Black Conservative Hails Pro-Fairness Labor Ruling in Michigan

Old book and gavel on wooden desk

Old book and gavel on wooden desk

In a major ruling on labor law announced late last week, a federal appeals court upheld recently-enacted legislation requiring more fairness in the awarding of taxpayer-financed construction projects in Michigan.

In overturning an injunction placed upon it by U.S. District Court Judge Victoria A. Roberts, the 6th Circuit Court of Appeals decision found that Michigan’s “Fair and Open Competition in Government Construction Act” did not violate the federal National Labor Relations Act.

The Michigan law, passed in 2011, prohibits the necessity for “project labor agreements” (PLAs) in local and state construction contracts.

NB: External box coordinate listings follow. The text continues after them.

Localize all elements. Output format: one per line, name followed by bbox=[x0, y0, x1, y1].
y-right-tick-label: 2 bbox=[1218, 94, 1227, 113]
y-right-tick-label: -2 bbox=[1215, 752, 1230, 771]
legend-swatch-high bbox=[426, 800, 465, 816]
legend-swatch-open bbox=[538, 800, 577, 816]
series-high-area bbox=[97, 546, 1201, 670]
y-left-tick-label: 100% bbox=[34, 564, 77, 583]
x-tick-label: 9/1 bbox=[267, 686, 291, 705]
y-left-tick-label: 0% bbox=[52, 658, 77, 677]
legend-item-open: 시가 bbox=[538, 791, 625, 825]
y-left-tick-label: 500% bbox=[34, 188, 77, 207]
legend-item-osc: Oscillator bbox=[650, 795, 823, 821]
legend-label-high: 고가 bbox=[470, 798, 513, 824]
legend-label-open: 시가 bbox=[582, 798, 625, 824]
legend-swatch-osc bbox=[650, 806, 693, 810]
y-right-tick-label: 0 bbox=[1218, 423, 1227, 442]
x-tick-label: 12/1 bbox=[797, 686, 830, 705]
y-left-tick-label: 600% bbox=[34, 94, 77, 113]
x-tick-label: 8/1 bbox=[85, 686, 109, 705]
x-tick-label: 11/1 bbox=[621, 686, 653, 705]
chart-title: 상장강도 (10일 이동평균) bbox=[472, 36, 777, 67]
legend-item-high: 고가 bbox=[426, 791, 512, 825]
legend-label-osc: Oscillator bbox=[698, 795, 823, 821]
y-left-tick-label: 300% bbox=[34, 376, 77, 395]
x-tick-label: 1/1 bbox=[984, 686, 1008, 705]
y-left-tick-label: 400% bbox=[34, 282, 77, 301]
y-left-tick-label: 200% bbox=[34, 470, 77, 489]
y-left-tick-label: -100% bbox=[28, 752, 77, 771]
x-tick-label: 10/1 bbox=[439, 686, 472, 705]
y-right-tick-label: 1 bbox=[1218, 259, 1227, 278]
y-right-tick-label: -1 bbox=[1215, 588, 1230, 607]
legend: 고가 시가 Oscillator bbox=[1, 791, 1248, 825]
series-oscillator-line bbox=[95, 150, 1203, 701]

PLAs often give organized labor a distinct advantage — if not a monopoly — in the bidding process for public assignments.  Circuit Court Judge John Rogers wrote in his opinion: “The act furthers Michigan’s proprietary goal of improving efficiency in public construction projects, and the act is no broader than is necessary to meet those goals.”

The opinion supporting the Michigan law further noted:

The state is seeking to preserve taxpayer resources by encouraging open competition among potential contractors and subcontractors.  It is not banning PLAs, and contractors who enter into PLAs can compete on equal footing with non-PLA contractors for public contracts.

Project 21swimp_sm member Stacy Swimp, who also serves as the chairman and national liaison for the Diversity Chapter of Associated Builders and Contractors (ABC) of Greater Michigan, said this is a landmark ruling that helps taxpayers in general and minorities and women in the construction trades in particular.

Stacy said:

Project labor agreements prevented private contractors from being able to even compete for some state and local jobs in Michigan for too long.  It’s also a fact that pro-union PLAs can be particularly harsh on women and minority businesses seeking to compete for jobs because these companies are often non-union.

Hispanic groups, female-owned business associations and other independent minority organziation have opposed PLAs for years.

Worse yet for the people of Michigan, PLAs even prevented pro-union contractors who would win jobs from being able to hire any non-union workers.  This went so far as to exclude even the most minor and unskilled entry-level positions from anyone who was not a member of the union.  In effect, one could not even pick up trash or sweep the sidewalk under the terms of PLA jobs unless that person was a member of the union.

This created a problem in Michigan because less than 12 percent of private sector jobs these days are unionized.  That means that an overwhelming portion of the workforce and the contractors who employ them had the deck stacked against them when it came to bid on publicly-funded, government-awarded contracts.

People were being denied the opportunity to win jobs that would feed their families because they weren’t allied with organized labor.

But not anymore — not in Michigan!  The 6th Circuit justly determined that the playing field should be level for all who seek to bid for jobs financed by taxpayers’ wallets.

It must be noted that it was conservative lawmakers in Michigan who are responsible for bringing fairness to the contracting process.  They proposed and fought for the bill in the state legislature, and their work to help the average workingman as well as woman and minority contractors pointedly lacked the support of civil rights special interest groups.

Despite the pushback of Big Labor and its allies, conservatives did not flinch.